Casualidades persecutorias

Todavía no estoy segura de que existan las casualidades ni las coincidencias. Cuando hace algo más de una semana, en medio de lo que una amiga mía llama “la Italia profunda y decadente”, me presentaron a Aritz, cambié mi punto de vista. Allí estábamos, él, yo y un gran número de españoles en medio de un bar en la pequeña ciudad de Macerata. Al presentarnos, como ocurre muchas veces cuando te hallas lejos de tu patria, uno de los datos que emergió fue ése, la nacionalidad. Ante el “ella también es española” de nuestra intermediaria, siguió un “yo no soy español, soy vasco”. Algunos días después se declaraba ese ambiguo “alto el fuego permanente”, después de mi regreso a Roma que, por casualidad o coincidencia, lo hice al lado de tres vascas que también pasaban algunos días en la amurallada Macerata. Pasajeras de trayecto que, entre conversación y conversación, resultó que conocían Tenerife y en especial el tortuoso acceso a Masca, del que se quejaron sin contemplación.

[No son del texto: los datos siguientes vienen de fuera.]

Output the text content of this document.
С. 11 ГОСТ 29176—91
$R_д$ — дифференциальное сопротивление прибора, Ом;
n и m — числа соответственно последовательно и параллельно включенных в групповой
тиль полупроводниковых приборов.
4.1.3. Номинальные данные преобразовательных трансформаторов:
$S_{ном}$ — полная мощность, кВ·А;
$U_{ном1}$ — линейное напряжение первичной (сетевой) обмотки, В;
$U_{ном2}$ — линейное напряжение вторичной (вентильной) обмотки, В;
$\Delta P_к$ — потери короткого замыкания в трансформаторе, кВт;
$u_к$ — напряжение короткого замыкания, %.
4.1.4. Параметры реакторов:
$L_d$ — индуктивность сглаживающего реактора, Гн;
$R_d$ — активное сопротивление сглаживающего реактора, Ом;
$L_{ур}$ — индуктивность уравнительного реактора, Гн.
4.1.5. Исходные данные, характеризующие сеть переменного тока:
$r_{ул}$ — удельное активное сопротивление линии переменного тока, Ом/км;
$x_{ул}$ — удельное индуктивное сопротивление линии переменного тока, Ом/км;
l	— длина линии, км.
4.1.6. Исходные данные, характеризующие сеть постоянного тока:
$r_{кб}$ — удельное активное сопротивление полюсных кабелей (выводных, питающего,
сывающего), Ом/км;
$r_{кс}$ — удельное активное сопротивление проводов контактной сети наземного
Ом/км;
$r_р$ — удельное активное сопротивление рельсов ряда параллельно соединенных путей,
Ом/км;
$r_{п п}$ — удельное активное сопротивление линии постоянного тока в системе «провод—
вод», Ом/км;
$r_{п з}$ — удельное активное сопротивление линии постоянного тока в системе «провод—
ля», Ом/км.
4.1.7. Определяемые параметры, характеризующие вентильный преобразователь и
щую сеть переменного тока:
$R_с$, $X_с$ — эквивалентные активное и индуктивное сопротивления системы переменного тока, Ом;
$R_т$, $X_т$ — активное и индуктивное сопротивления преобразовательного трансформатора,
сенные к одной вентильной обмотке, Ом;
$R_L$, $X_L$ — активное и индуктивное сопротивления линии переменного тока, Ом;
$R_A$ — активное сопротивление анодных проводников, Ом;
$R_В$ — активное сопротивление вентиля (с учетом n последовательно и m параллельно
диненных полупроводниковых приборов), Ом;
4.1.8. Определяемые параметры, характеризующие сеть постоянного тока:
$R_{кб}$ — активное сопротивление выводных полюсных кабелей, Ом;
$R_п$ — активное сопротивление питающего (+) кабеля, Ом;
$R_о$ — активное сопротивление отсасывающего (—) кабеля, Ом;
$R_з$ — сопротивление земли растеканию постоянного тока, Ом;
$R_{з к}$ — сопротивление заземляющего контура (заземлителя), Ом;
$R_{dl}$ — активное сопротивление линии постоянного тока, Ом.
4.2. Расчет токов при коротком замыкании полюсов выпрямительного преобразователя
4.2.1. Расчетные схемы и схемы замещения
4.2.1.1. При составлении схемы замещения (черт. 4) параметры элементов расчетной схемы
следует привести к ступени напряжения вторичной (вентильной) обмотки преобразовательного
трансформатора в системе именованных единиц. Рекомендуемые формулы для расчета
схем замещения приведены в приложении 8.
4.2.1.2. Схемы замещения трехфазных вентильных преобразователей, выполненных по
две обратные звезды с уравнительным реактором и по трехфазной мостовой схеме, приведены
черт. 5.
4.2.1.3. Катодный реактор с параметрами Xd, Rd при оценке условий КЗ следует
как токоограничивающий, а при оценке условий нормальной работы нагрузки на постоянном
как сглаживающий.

Cinco horas después, llegué a la urbe civilizadora que tanto había añorado esos días, saturada de la tranquilidad de aquel lejano lugar y de las barbaridades que, desde nuestro país, cruzan el cielo imparables para encontrarnos y recordarnos ciertas tristezas. Entonces nada hacía presagiar el día de júbilo que, algo después, embargó a miles de españoles por una promesa cruel: ETA aseguraba un alto el fuego, que aún se me hace difícil de entender. Una especie de descanso a la violencia que no incluye un adiós a la extorsión, al adoctrinamiento o al fascismo. Los medios de comunicación festejaban un amargo triunfo. Quizás porque aún se desconoce quiénes son los vencidos y quienes los ganadores. Toda la parafernalia de imágenes se antojaba como un cúmulo de luz y de color ininteligible. Algo así como me ocurrió cuando las mismas chicas vascas del tren, algunos días antes de ese viaje, cantaban aquella canción en euskera porque “en castellano no nos la sabemos”.

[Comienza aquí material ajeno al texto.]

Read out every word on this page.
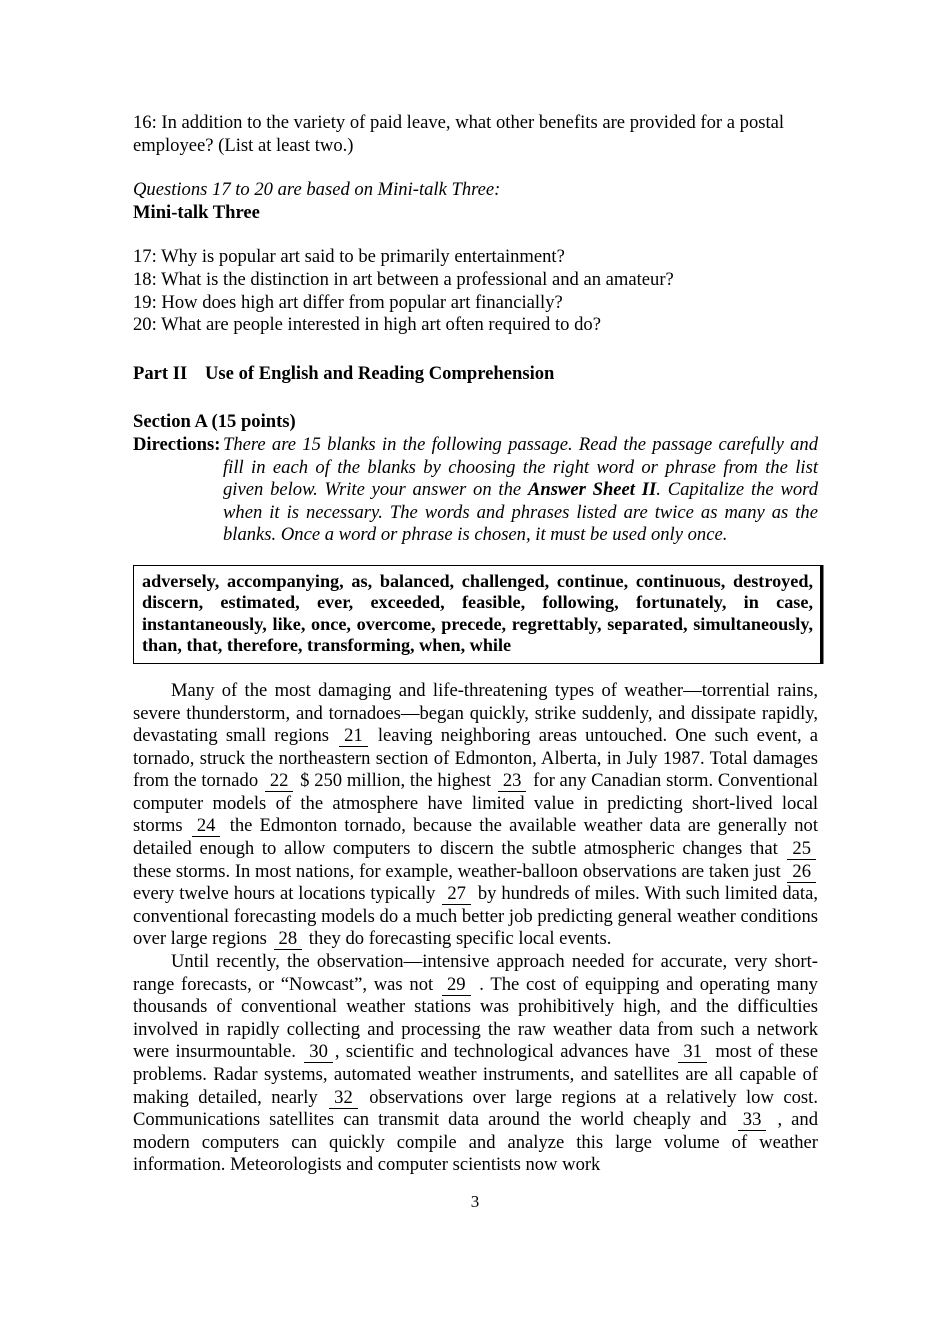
16: In addition to the variety of paid leave, what other benefits are provided for a postal employee? (List at least two.)
Questions 17 to 20 are based on Mini-talk Three:
Mini-talk Three
17: Why is popular art said to be primarily entertainment?
18: What is the distinction in art between a professional and an amateur?
19: How does high art differ from popular art financially?
20: What are people interested in high art often required to do?
Part II Use of English and Reading Comprehension
Section A (15 points)
Directions: There are 15 blanks in the following passage. Read the passage carefully and fill in each of the blanks by choosing the right word or phrase from the list given below. Write your answer on the Answer Sheet II. Capitalize the word when it is necessary. The words and phrases listed are twice as many as the blanks. Once a word or phrase is chosen, it must be used only once.
adversely, accompanying, as, balanced, challenged, continue, continuous, destroyed, discern, estimated, ever, exceeded, feasible, following, fortunately, in case, instantaneously, like, once, overcome, precede, regrettably, separated, simultaneously, than, that, therefore, transforming, when, while
Many of the most damaging and life-threatening types of weather—torrential rains, severe thunderstorm, and tornadoes—began quickly, strike suddenly, and dissipate rapidly, devastating small regions 21 leaving neighboring areas untouched. One such event, a tornado, struck the northeastern section of Edmonton, Alberta, in July 1987. Total damages from the tornado 22 $ 250 million, the highest 23 for any Canadian storm. Conventional computer models of the atmosphere have limited value in predicting short-lived local storms 24 the Edmonton tornado, because the available weather data are generally not detailed enough to allow computers to discern the subtle atmospheric changes that 25 these storms. In most nations, for example, weather-balloon observations are taken just 26 every twelve hours at locations typically 27 by hundreds of miles. With such limited data, conventional forecasting models do a much better job predicting general weather conditions over large regions 28 they do forecasting specific local events.
Until recently, the observation—intensive approach needed for accurate, very short-range forecasts, or “Nowcast”, was not 29 . The cost of equipping and operating many thousands of conventional weather stations was prohibitively high, and the difficulties involved in rapidly collecting and processing the raw weather data from such a network were insurmountable. 30 , scientific and technological advances have 31 most of these problems. Radar systems, automated weather instruments, and satellites are all capable of making detailed, nearly 32 observations over large regions at a relatively low cost. Communications satellites can transmit data around the world cheaply and 33 , and modern computers can quickly compile and analyze this large volume of weather information. Meteorologists and computer scientists now work
3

Más allá de la diversidad cultural y lingüística, de la tolerancia como base para la convivencia o de la simple cordura, están las coincidencias y las casualidades. Ésas que me hacen eternamente consciente de la locura que tambalea a nuestro país. Da igual donde me encuentre: ya sí creo en ellas. Cuando empecé a escribir, aún algunas dudas asaltaban mis pensamientos, pero tras esta recopilación de hechos encadenados, creo que estoy atada a ellas. O eso, o es que tanto vascos como catalanes me persiguen sin piedad, intentando sembrar en mi corazón odio y desprecio. Si no, no entiendo que tantas aventuras desagradables colapsen mi memoria. La ultima, la de un chico vasco llamado Aritz que, con poco más de veinte años, ya no sabe lo que es la tolerancia ni el respeto, y encima hace alarde de ello. Todo eso a miles de kilómetros de su país y mi país, porque aunque le pese, igual que yo soy canaria y española, él es vasco y español. Ya está bien de tanta tontería. Sobre todo porque esta tontería nos ha tenido amordazados años y años.